Cloud computing will undoubtedly change the way that typical enterprise applications are deployed. However, after discussing "cloud" computing with several IT managers the only thing that seems clear is that our understanding of it is still — well, cloudy.
Let's shed some light on the subject. Cloud computing is made up of several layers:
- Infrastructure as a Service — the hardware, networks and bandwidth necessary to host the software
- Platform as a Service — the operating systems, databases, enterprise applications to run software
- Software as a Service — the specific line of business applications necessary to make your business run
The value of cloud computing is that when implemented, IT can strategically support business decisions at the speed of business, rather than at the speed of the delivery of the IT project.
All that said — the question remains. Given the current state of the cloud, when does it makes sense to use cloud computing as a strategy to host ERP or enterprise applications? Very simply put, the answer is when it makes business sense to do so.
Currently, the entry cost of hosted enterprise applications is low compared to on-premise enterprise implementations. However, after about three years it becomes more costly when you consider the full time IT resources needed to manage and maintain the on-premise applications. Put another way — hosting ERP makes sense if your business is not invested in IT resources. This is likely to change as ERP in the cloud becomes more commoditized.
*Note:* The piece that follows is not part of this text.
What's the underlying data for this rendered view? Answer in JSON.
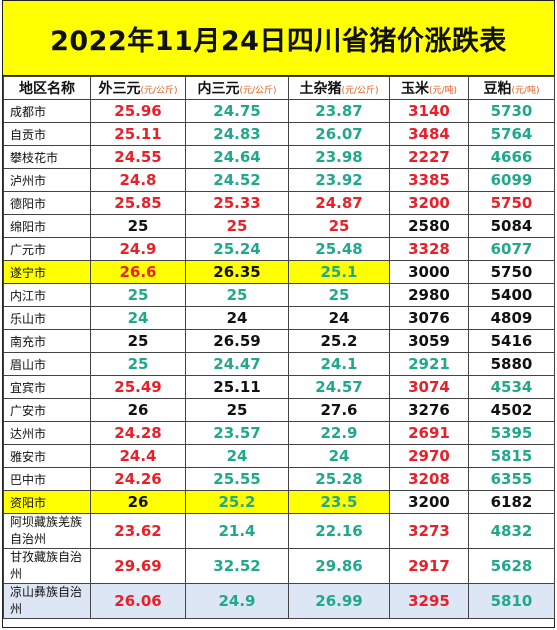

Hosting also makes sense if your business is global and transactions are business critical. Maintaining 24/7 uptime is very expensive and maintaining it while performing critical business transactions is more expensive. If your business is considering an upgrade with ERP or enterprise applications, and is running critical global transactions, then hosting makes sense, provided that it's accepted by your industry. The finance, insurance, and law industries have adopted line of business hosted solutions for exactly this reason: The cost of maintaining critical systems is high and the industry demands standardization.
A hosted ERP may also make some sense if the business is going through an acquisition or merger or new subsidiaries are being added. As already mentioned, cloud computing offers a low entry point versus traditional on-premise licensing. Hosted solutions are typically comprised of a monthly license fee per user, plus value-added services. Adding a new ERP user can equate to as little as $35/per month; compared to a traditional license, which costs $2,500 - $6,000+, this is very compelling to dynamic companies.
Cloud computing is still a work in progress; however, there are some businesses that can find value in adopting a cloud strategy now. Coming information should provide clarity as to how it will be adopted by business. One thing already clear is that cloud computing will definitely change the way we think about the implementation and maintenance of enterprise software projects.